A terceira frente é a de mergulhar na Discografia Audiófila – em maiúsculas, porque é um animal à parte, criado pelo (in)consciente coletivo de inúmeros audiófilos, reviewers, vendedores de equipamentos, demonstradores de feiras e de showrooms, em suma: todos os que passaram algumas décadas dedicados a separar discos pela suas qualidades sonoras, com o intuito único de fazer equipamentos e sistemas tocarem o melhor possível (ou, às vezes, simplesmente o mais “impressionantes possível”). Alguns leitores estão detectando um certo sarcasmo nestas linhas. O motivo é simples e não merece que seja embelezado: tem muita, mas muita, porcaria que foi usada para demonstrar sistemas. Muito disco de boa qualidade sonora e duvidosa (péssima) qualidade ou relevância musical. Claro que cada um ouve o que gosta, e eu mesmo, muitas vezes, ouço discos um bocado ruins e até de qualidade musical ligeiramente indecente, mas apenas porque são momentos de puro sentimentalismo, e de saudades de tempos que, frequentemente, chamamos de bons. Nada a ver, portanto, com o intuito de se ter e manter bons sistemas de som, de qualidade.
Não é uma reclamação.
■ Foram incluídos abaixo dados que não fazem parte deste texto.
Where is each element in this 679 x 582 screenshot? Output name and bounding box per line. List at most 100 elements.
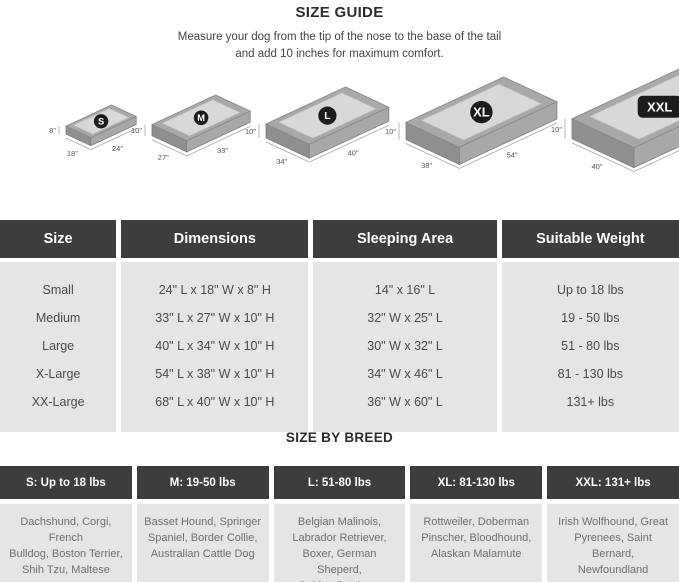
bed-body <box>64 104 138 147</box>
page-title: SIZE GUIDE <box>295 4 384 21</box>
breed-list-s: Dachshund, Corgi, French Bulldog, Boston… <box>0 504 132 582</box>
spec-column-suitable-weight: Up to 18 lbs 19 - 50 lbs 51 - 80 lbs 81 … <box>501 262 679 432</box>
table-cell: 19 - 50 lbs <box>561 311 620 325</box>
bed-illustrations: S 8" 18" 24" M 10" 27" 33" L 10" 34" 40" XL 10" 38" 54"… <box>0 68 679 198</box>
bed-size-badge: L <box>318 106 337 125</box>
spec-column-sleeping-area: 14" x 16" L 32" W x 25" L 30" W x 32" L … <box>313 262 497 432</box>
length-label: 40" <box>348 149 359 158</box>
width-label: 38" <box>421 161 432 170</box>
svg-text:XXL: XXL <box>647 99 672 114</box>
breed-line: Shih Tzu, Maltese <box>21 564 110 576</box>
table-cell: 51 - 80 lbs <box>561 339 620 353</box>
svg-text:L: L <box>324 110 331 122</box>
length-label: 33" <box>217 146 228 155</box>
bed-size-badge: M <box>193 110 209 126</box>
bed-illustration-s: S 8" 18" 24" <box>22 93 166 176</box>
length-label: 24" <box>112 144 123 153</box>
width-label: 40" <box>591 162 602 171</box>
svg-text:M: M <box>197 113 205 123</box>
table-cell: 68" L x 40" W x 10" H <box>155 395 275 409</box>
breed-header-row: S: Up to 18 lbs M: 19-50 lbs L: 51-80 lb… <box>0 466 679 499</box>
spec-table-header-row: Size Dimensions Sleeping Area Suitable W… <box>0 220 679 258</box>
table-cell: 30" W x 32" L <box>367 339 443 353</box>
spec-table: Size Dimensions Sleeping Area Suitable W… <box>0 220 679 432</box>
breed-line: Bulldog, Boston Terrier, <box>9 548 123 560</box>
bed-dimension-labels: 10" 38" 54" <box>385 122 558 170</box>
table-cell: 24" L x 18" W x 8" H <box>158 283 271 297</box>
spec-column-size: Small Medium Large X-Large XX-Large <box>0 262 117 432</box>
page-subtitle: Measure your dog from the tip of the nos… <box>0 21 679 63</box>
table-cell: 14" x 16" L <box>374 283 436 297</box>
spec-header-size: Size <box>0 220 117 258</box>
svg-text:S: S <box>98 117 104 127</box>
spec-header-suitable-weight: Suitable Weight <box>501 220 679 258</box>
bed-illustration-l: L 10" 34" 40" <box>222 75 419 188</box>
table-cell: 32" W x 25" L <box>367 311 443 325</box>
breed-body-row: Dachshund, Corgi, French Bulldog, Boston… <box>0 504 679 582</box>
breed-header-xxl: XXL: 131+ lbs <box>547 466 679 499</box>
breed-line: Irish Wolfhound, Great <box>558 516 669 528</box>
breed-header-l: L: 51-80 lbs <box>273 466 406 499</box>
table-cell: 34" W x 46" L <box>367 367 443 381</box>
breed-list-xl: Rottweiler, Doberman Pinscher, Bloodhoun… <box>410 504 543 582</box>
width-label: 27" <box>158 153 169 162</box>
table-cell: Large <box>42 339 75 353</box>
bed-size-badge: XL <box>470 100 493 124</box>
table-cell: 54" L x 38" W x 10" H <box>155 367 275 381</box>
table-cell: Up to 18 lbs <box>556 283 624 297</box>
bed-illustration-xl: XL 10" 38" 54" <box>362 65 587 194</box>
bed-dimension-labels: 10" 34" 40" <box>245 124 389 166</box>
bed-dimension-labels: 8" 18" 24" <box>49 126 137 158</box>
table-cell: X-Large <box>35 367 81 381</box>
height-label: 10" <box>385 127 396 136</box>
height-label: 8" <box>49 126 56 135</box>
breed-line: Basset Hound, Springer <box>144 516 262 528</box>
breed-header-m: M: 19-50 lbs <box>136 466 269 499</box>
spec-column-dimensions: 24" L x 18" W x 8" H 33" L x 27" W x 10"… <box>121 262 309 432</box>
subtitle-line-2: and add 10 inches for maximum comfort. <box>235 48 444 60</box>
bed-size-badge: S <box>93 114 109 129</box>
length-label: 54" <box>507 151 518 160</box>
table-cell: 36" W x 60" L <box>367 395 443 409</box>
breed-header-s: S: Up to 18 lbs <box>0 466 132 499</box>
height-label: 10" <box>131 126 142 135</box>
table-cell: 81 - 130 lbs <box>557 367 623 381</box>
width-label: 34" <box>276 157 287 166</box>
table-cell: Medium <box>35 311 81 325</box>
table-cell: Small <box>42 283 74 297</box>
breed-line: Golden Retriever <box>280 578 400 582</box>
spec-header-sleeping-area: Sleeping Area <box>313 220 497 258</box>
breed-line: Rottweiler, Doberman <box>423 516 530 528</box>
breed-header-xl: XL: 81-130 lbs <box>410 466 543 499</box>
breed-line: Dachshund, Corgi, French <box>20 516 112 544</box>
bed-body <box>570 68 679 169</box>
breed-list-m: Basset Hound, Springer Spaniel, Border C… <box>136 504 269 582</box>
table-cell: 40" L x 34" W x 10" H <box>155 339 275 353</box>
breed-line: Pyrenees, Saint Bernard, <box>574 532 652 560</box>
table-cell: 131+ lbs <box>566 395 615 409</box>
breed-line: Spaniel, Border Collie, <box>147 532 258 544</box>
breed-section-title: SIZE BY BREED <box>285 430 394 445</box>
breed-line: Labrador Retriever, <box>292 532 387 544</box>
height-label: 10" <box>245 127 256 136</box>
bed-illustration-m: M 10" 27" 33" <box>108 83 280 182</box>
bed-size-badge: XXL <box>637 95 679 118</box>
spec-table-body: Small Medium Large X-Large XX-Large 24" … <box>0 262 679 432</box>
breed-line: Pinscher, Bloodhound, <box>421 532 532 544</box>
breed-line: Boxer, German Sheperd, <box>302 548 377 576</box>
bed-dimension-labels: 10"40"68" <box>551 118 679 172</box>
breed-line: Australian Cattle Dog <box>150 548 255 560</box>
width-label: 18" <box>67 149 78 158</box>
breed-line: Alaskan Malamute <box>431 548 522 560</box>
table-cell: XX-Large <box>31 395 85 409</box>
bed-dimension-labels: 10" 27" 33" <box>131 124 251 162</box>
breed-line: Newfoundland <box>577 564 649 576</box>
spec-header-dimensions: Dimensions <box>121 220 309 258</box>
breed-line: Belgian Malinois, <box>297 516 382 528</box>
subtitle-line-1: Measure your dog from the tip of the nos… <box>177 31 502 43</box>
height-label: 10" <box>551 125 562 134</box>
breed-list-l: Belgian Malinois, Labrador Retriever, Bo… <box>273 504 406 582</box>
table-cell: 33" L x 27" W x 10" H <box>155 311 275 325</box>
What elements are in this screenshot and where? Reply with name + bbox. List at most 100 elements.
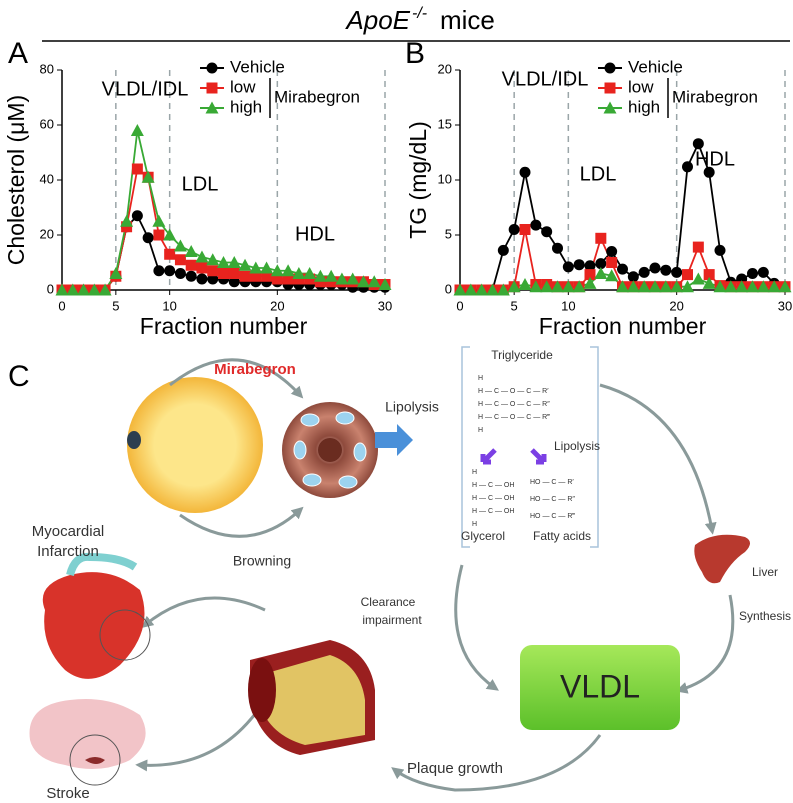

Acho divertido o garimpo, e faz parte de ter-se o prazer de trabalhar com aquilo que se gosta. Minha exclamação toda tem a ver com a quantidade de discos com os quais eu vou topando que são musicalmente lamentáveis (apesar de bem gravados). Esses você nunca vai ver aqui. Outros sobre os quais não pretendo escrever: discos que têm apenas uma só faixa realmente boa. Nem “Compactos Simples” e nem, talvez “Compactos Duplos”, entrarão aqui no Discos do Mês.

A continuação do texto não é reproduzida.